Information on the number of detections/convictions in which DNA subject sample profiles on the NDNAD taken from persons with no previous convictions have been used in evidence is not available from the NDNAD, nor is it available from police force data collected by the Home Office on forensic activity and related detections. The NDNAD holds DNA profiles taken from persons arrested for a recordable offence but does not hold data on their criminal histories; this information is held on the police national computer (PNC).

Human Trafficking

Mr. Gerrard: To ask the Secretary of State for the Home Department what her Department’s definition is of a person who has been trafficked. [241130]

Mr. Alan Campbell: The Department considers a victim of human trafficking to be an individual who has been subjected to the crimes set out in sections 57-60 of the Sexual Offences Act 2003 and section 4 of the Asylum and Immigration (Treatment of Claimants) Act 2004.

However, identifying if someone is a victim of human trafficking is a complex issue. It is a largely an unreported crime and there is also a need to protect against fraudulent claims. The UK is currently in the process of developing a formal identification procedure to help identify if there are reasonable grounds to believe that an individual is a victim of human trafficking. This will follow the internationally recognised definitions of human trafficking as set out in the Palermo protocol.
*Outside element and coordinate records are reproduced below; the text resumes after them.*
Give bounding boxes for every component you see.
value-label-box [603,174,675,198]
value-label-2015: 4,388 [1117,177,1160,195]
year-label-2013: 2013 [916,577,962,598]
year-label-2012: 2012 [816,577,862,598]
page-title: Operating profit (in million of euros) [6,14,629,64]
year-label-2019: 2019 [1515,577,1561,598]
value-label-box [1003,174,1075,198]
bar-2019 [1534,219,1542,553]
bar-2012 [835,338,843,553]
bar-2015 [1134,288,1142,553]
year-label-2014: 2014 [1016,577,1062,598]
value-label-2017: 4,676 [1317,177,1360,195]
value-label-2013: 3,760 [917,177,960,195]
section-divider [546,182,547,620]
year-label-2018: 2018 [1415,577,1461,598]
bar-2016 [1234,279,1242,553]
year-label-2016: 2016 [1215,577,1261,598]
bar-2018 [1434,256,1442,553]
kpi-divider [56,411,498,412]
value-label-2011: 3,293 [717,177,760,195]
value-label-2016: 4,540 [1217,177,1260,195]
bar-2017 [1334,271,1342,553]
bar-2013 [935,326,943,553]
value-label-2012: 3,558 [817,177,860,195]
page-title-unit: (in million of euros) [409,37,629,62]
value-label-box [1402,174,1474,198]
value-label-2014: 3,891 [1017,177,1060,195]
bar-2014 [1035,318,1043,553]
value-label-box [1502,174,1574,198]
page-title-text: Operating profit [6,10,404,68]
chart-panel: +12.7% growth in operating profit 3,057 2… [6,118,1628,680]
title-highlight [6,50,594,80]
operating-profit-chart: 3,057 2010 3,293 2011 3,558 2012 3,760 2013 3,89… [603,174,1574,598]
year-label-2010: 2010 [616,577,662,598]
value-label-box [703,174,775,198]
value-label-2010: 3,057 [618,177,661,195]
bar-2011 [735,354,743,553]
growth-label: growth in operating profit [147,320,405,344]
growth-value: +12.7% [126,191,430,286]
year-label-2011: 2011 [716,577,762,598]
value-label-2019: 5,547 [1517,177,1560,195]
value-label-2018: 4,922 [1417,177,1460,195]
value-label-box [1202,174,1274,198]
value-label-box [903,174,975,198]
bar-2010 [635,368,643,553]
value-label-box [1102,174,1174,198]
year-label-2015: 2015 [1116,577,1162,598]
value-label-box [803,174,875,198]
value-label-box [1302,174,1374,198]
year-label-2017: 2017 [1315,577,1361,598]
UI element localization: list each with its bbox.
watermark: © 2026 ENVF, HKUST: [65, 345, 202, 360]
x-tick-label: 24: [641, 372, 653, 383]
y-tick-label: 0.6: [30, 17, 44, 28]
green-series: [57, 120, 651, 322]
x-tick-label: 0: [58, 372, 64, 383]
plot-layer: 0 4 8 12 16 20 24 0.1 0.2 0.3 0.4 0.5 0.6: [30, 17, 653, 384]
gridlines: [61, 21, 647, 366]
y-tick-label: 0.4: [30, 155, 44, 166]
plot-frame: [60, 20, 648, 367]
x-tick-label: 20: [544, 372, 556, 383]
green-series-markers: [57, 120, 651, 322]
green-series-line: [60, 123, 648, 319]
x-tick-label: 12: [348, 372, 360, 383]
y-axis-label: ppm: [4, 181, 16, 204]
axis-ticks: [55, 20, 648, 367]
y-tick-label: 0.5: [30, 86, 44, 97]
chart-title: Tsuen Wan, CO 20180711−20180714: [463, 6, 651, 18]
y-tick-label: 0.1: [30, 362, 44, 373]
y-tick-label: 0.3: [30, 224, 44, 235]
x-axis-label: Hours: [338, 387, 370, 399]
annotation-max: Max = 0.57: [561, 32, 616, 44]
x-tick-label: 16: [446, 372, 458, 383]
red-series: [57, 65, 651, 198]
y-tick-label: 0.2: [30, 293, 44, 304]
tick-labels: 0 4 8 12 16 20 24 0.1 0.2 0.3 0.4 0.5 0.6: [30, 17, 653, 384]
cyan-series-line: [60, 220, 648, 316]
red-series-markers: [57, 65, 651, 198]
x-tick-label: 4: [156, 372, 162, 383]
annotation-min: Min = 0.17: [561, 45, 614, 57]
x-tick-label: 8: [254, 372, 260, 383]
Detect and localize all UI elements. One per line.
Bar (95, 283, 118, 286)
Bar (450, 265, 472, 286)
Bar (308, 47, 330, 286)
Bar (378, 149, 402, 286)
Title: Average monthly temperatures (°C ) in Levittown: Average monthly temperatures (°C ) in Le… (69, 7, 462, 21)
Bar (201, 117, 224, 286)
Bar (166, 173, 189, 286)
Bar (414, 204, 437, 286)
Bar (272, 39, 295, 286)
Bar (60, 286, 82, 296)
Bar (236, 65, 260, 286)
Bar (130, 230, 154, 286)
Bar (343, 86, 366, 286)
Damian Green: To ask the Secretary of State for the Home Department what percentage of people-trafficking related (a) investigations, (b) resultant trials and (c) subsequent convictions have arisen through the activity of the Metropolitan Police Human Trafficking Unit in each year since its inception. [243145]

Mr. Alan Campbell: It is not possible to give a percentage breakdown of trials and investigations which are ongoing throughout the country.

The data provided by the UK Human Trafficking Centre indicate that of the 92 convictions secured for offences of human trafficking for sexual exploitation, 28 have been as a result of operations by the police in the Metropolitan Police Service area. It is not possible to break down the number solely related to the work of the Met’s trafficking unit as operations against this crime often involve officers from the boroughs, the clubs and vice unit as well as from the joint operations involving UKBA staff.